New Delhi: In April 2026, Bikaner House will host a major new body of work by British artist Stuart Robertson, created during an 18-month residency at Dr Shroff’s Charity Eye Hospital in Daryaganj, New Delhi. Working across photography, drawing, bronze sculpture and cyanotype, Robertson offers an intimate and deeply human portrait of one of India’s most respected charitable eye institutions.
This exhibition rests on a simple yet profound meeting point: sight. Within Dr Shroff’s Charity Eye Hospital, vision is restored daily through skill and compassion; for the artist, vision is an act of patience and attention. In this shared space, surgeon and artist become quiet counterparts — one repairing the eye, the other listening to what the eye reveals. Photographs shaped by shadow, drawings made in stillness, and cyanotypes developed by sunlight all return to the same fragile miracle: the gift of seeing.
The residency began unexpectedly. A few years ago, Robertson sold two large watercolours to a Delhi-based eye surgeon. Moved to give back, he donated the proceeds to the surgeon’s hospital – Dr Shroff’s Charity Eye Hospital. That act of generosity led to an invitation to spend time within the hospital as an artist in residence. What followed was an immersion into a world rarely seen by outsiders: the quiet heroism, discipline, compassion and complexity of hospital life.
Robertson, who once worked as an artist for The Times of India, approached the residency not as a documentarian alone, but as a witness. His lens moves from the operating theatres to waiting rooms, from trainee surgeons to gardeners and security guards. The result is an expansive meditation on care and community – on the many visible and invisible roles that allow a charitable hospital to function and innovate with precision and heart.
Much of the photography is monochromatic, lending a documentary stillness in which postures are unguarded and faces are honest. Alongside these photographs are intimate drawings made on site, bronze sculptures that distil human presence into enduring form, and cyanotypes – sun-developed images that align the exhibition’s quiet dialogue between light and sight.
The hospital itself becomes a kind of clockwork system in Robertson’s work: surgeons as both engine and heart; nurses, selfless and unwavering, as its lifeblood; guards watchful yet relaxed; trainees intent and hopeful. Each role is observed within its own designation, yet always in relation to the whole. The exhibition reveals how dedication, charity and compassion sustain not only vision, but dignity.

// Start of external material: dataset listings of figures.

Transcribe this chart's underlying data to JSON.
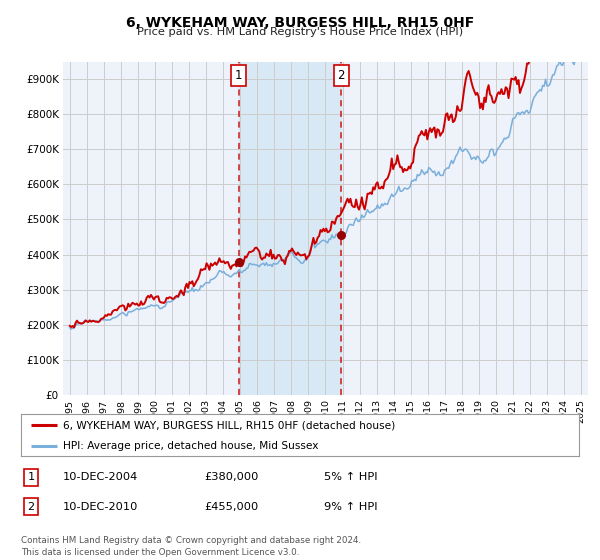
{
  "title": "6, WYKEHAM WAY, BURGESS HILL, RH15 0HF",
  "subtitle": "Price paid vs. HM Land Registry's House Price Index (HPI)",
  "legend_label_red": "6, WYKEHAM WAY, BURGESS HILL, RH15 0HF (detached house)",
  "legend_label_blue": "HPI: Average price, detached house, Mid Sussex",
  "annotation1_label": "1",
  "annotation1_date": "10-DEC-2004",
  "annotation1_price": "£380,000",
  "annotation1_hpi": "5% ↑ HPI",
  "annotation1_year": 2004.92,
  "annotation1_value": 380000,
  "annotation2_label": "2",
  "annotation2_date": "10-DEC-2010",
  "annotation2_price": "£455,000",
  "annotation2_hpi": "9% ↑ HPI",
  "annotation2_year": 2010.92,
  "annotation2_value": 455000,
  "ylabel_ticks": [
    "£0",
    "£100K",
    "£200K",
    "£300K",
    "£400K",
    "£500K",
    "£600K",
    "£700K",
    "£800K",
    "£900K"
  ],
  "ytick_values": [
    0,
    100000,
    200000,
    300000,
    400000,
    500000,
    600000,
    700000,
    800000,
    900000
  ],
  "xlim_start": 1994.6,
  "xlim_end": 2025.4,
  "ylim_top": 950000,
  "plot_bg_color": "#eef2fb",
  "grid_color": "#cccccc",
  "red_color": "#cc0000",
  "blue_color": "#7aafdb",
  "shading_color": "#d8e8f5",
  "footer_text": "Contains HM Land Registry data © Crown copyright and database right 2024.\nThis data is licensed under the Open Government Licence v3.0."
}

British artist Stuart Robertson
Importantly, the hospital does not exist in isolation. Situated in Daryaganj, near the historic quarters of Old Delhi and Chandni Chowk, it is inseparable from its urban fabric. Robertson extends his practice into the surrounding streets, capturing moments that echo back into the corridors of the clinic.
This is the first project of its kind in Delhi to embed an artist so fully within a working charitable hospital. The resonances between art and ophthalmology, between perception and insight, light and healing, give the exhibition particular relevance.

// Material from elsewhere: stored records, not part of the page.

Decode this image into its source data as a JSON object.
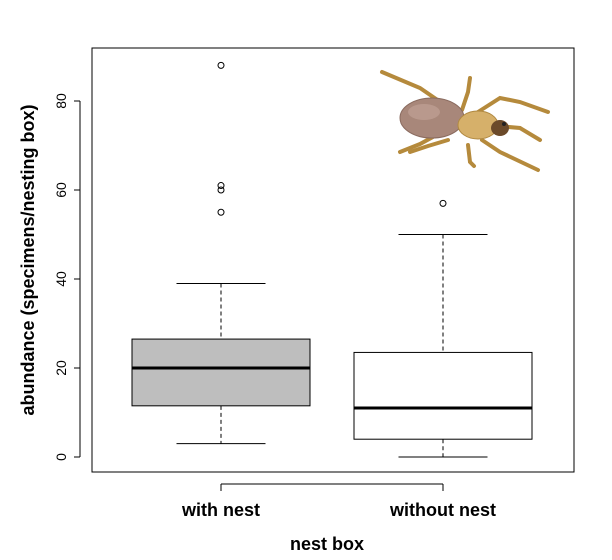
{
  "chart_data": {
    "type": "box",
    "title": "",
    "xlabel": "nest box",
    "ylabel": "abundance (specimens/nesting box)",
    "ylim": [
      -3,
      91
    ],
    "yticks": [
      0,
      20,
      40,
      60,
      80
    ],
    "grid": false,
    "legend": "none",
    "categories": [
      "with nest",
      "without nest"
    ],
    "boxes": [
      {
        "category": "with nest",
        "fill": "#bebebe",
        "min": 3,
        "q1": 11.5,
        "median": 20,
        "q3": 26.5,
        "max": 39,
        "outliers": [
          55,
          60,
          61,
          88
        ]
      },
      {
        "category": "without nest",
        "fill": "#ffffff",
        "min": 0,
        "q1": 4,
        "median": 11,
        "q3": 23.5,
        "max": 50,
        "outliers": [
          57
        ]
      }
    ],
    "illustration": "spider-photo"
  }
}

The exhibition helps bring together awareness of problems of blindness and eye diseases to the general public and gives them an opportunity to see for themselves at a well-respected gallery in Delhi.
Accompanying the exhibition is Robertson’s ongoing blog, Art of Sevā, which has featured reflections from poets, surgeons and nurses, expanding the conversation beyond the gallery walls. Together, these works offer more than documentation. They form a quiet yet powerful reflection on service, vision and shared humanity – an artist’s honest response to a place where compassion is practiced daily, and where sight, in every sense, is restored.